Everyone knows it: football in Alabama is just different.

It’s not just a perception, either. Fans in the Yellowhammer State are more football-crazed than even their neighbors in the SEC. A recent, fairly unscientific study by the New York Times showed that more people in Alabama “like” a college football team on Facebook than in any other state, further proof of the love Alabama has for its college teams.

The players at Alabama and Auburn feel the love, too. No matter where they come from, they feel the passion that emanates from the stands.

“I can definitely tell that football is a huge part of the culture,” said Alabama’s JK Scott, a Colorado native.
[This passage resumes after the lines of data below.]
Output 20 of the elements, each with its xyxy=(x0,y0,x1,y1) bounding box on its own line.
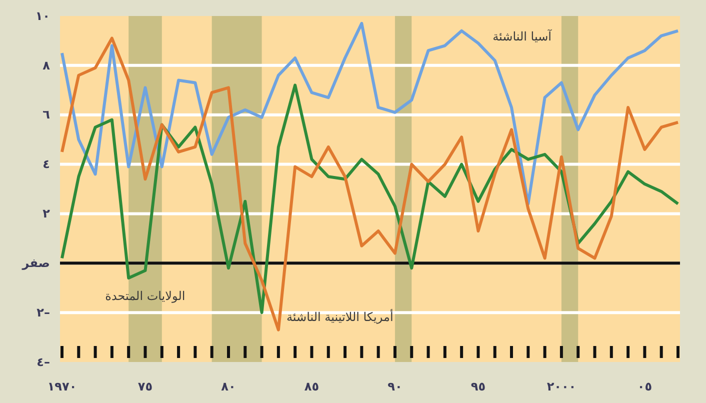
x-tick-label: ٠٥ xyxy=(637,380,652,394)
x-tick-label: ١٩٧٠ xyxy=(47,380,77,394)
x-tick-label: ٨٥ xyxy=(304,380,320,394)
y-tick-label: ٤ xyxy=(42,157,50,172)
y-tick-label: ٢– xyxy=(36,305,50,320)
y-tick-label: ٤– xyxy=(36,354,50,369)
y-tick-label: ٨ xyxy=(42,58,51,72)
x-tick-label: ٨٠ xyxy=(221,380,236,394)
x-tick-label: ٧٥ xyxy=(138,380,153,394)
x-tick-label: ٩٥ xyxy=(470,380,486,394)
line-series xyxy=(60,22,680,206)
y-tick-label: ٦ xyxy=(42,108,50,122)
x-tick-label: ٢٠٠٠ xyxy=(546,380,576,394)
series-label: الولايات المتحدة xyxy=(105,289,186,304)
x-tick-label: ٩٠ xyxy=(388,380,402,394)
y-tick-label: ١٠ xyxy=(35,8,50,23)
series-label: آسيا الناشئة xyxy=(492,28,552,44)
series-label: أمريكا اللاتينية الناشئة xyxy=(286,309,394,324)
y-tick-label: صفر xyxy=(21,256,50,270)
y-tick-label: ٢ xyxy=(42,206,51,221)
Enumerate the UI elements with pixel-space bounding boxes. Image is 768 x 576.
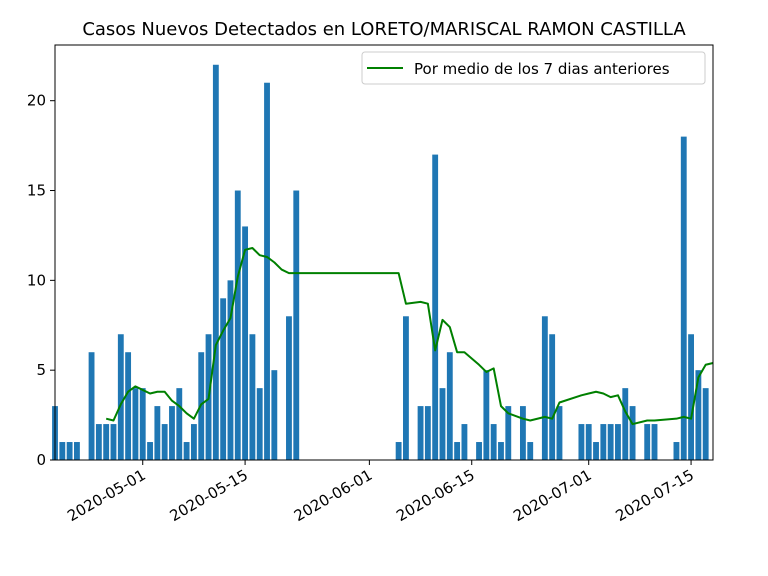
bar [695,370,702,460]
bar [432,154,439,460]
bar [220,298,227,460]
bar [490,424,497,460]
bar [293,190,300,460]
bar [519,406,526,460]
x-axis: 2020-05-01 2020-05-15 2020-06-01 2020-06-15… [64,460,697,525]
bar [527,442,534,460]
moving-average-line [105,247,714,426]
chart-title: Casos Nuevos Detectados en LORETO/MARISC… [82,19,686,40]
plot-frame [54,44,714,461]
bar [461,424,468,460]
bar [593,442,599,460]
bar [651,424,658,460]
bar [403,316,409,460]
bar [88,352,95,460]
x-tick-label: 2020-06-01 [291,466,376,525]
bar [578,424,585,460]
bar [154,406,161,460]
bar [622,388,629,460]
bar [234,190,241,460]
bar [600,424,607,460]
bar [439,388,446,460]
bar [454,442,461,460]
x-tick-label: 2020-05-15 [167,466,252,525]
bar [271,370,278,460]
y-tick-label: 10 [27,271,46,289]
bar [147,442,153,460]
bar [395,442,402,460]
bar [417,406,424,460]
bar [549,334,556,460]
bar [483,370,490,460]
bar [125,352,132,460]
bar [117,334,124,460]
x-tick-label: 2020-06-15 [393,466,478,525]
bar [498,442,504,460]
bar [476,442,482,460]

Scott, a freshman punter, earned attention all on his own with his stellar season. The Ray Guy Award nominee finished third in the country in punting average. Even playing a significant role for a high-profile team as a true freshman, he didn’t anticipate the kind of attention he receives.

“It’s a much bigger deal (in Alabama),” Scott said to SDS at the Home Depot College Football Awards. “All aspects of football, you know, special teams, the punting, I guess you’re going to get attention.”

Alabama fans proved that in spades as Scott walked the red carpet before the awards show, as the punter was unable to go more than a few feet at a time before one of the Crimson Tide faithful lining the barricades would scream for him to stop for a picture or autograph.

And that’s life as one of the more unrecognizable players on the team — Scott says his fellow students don’t usually recognize him around campus yet. Amari Cooper and Landon Collins, both on hand as nominees at the College Football Awards along with Scott, received even bigger receptions from the fans at Walt Disney World, and draw far more attention on a regular basis.

On the awards’ red carpet, Cooper and Collins kept interviewers waiting as the adoring Crimson Tide fans called their names. Cooper, for one, appreciates all the love the fans give to the team.

“Since my freshmen year, they’ve been treating everyone on the team like they love them,” the record-breaking receiver said to SDS.

Just like Coopoer came from Miami to Alabama to play football, he knows that plenty of his classmates came to Alabama to watch him and his teammates play.

“The fans in Alabama love football,” the Biletnikoff award winner said. “The students love football. It’s part of the reason they come to the school.”

Cooper, Scott and the rest of the Crimson Tide have made any students who based their decision to attend Alabama feel pretty smart this year. Just as they reward the fans who come out by the thousands every Saturday, the fans give the love right back.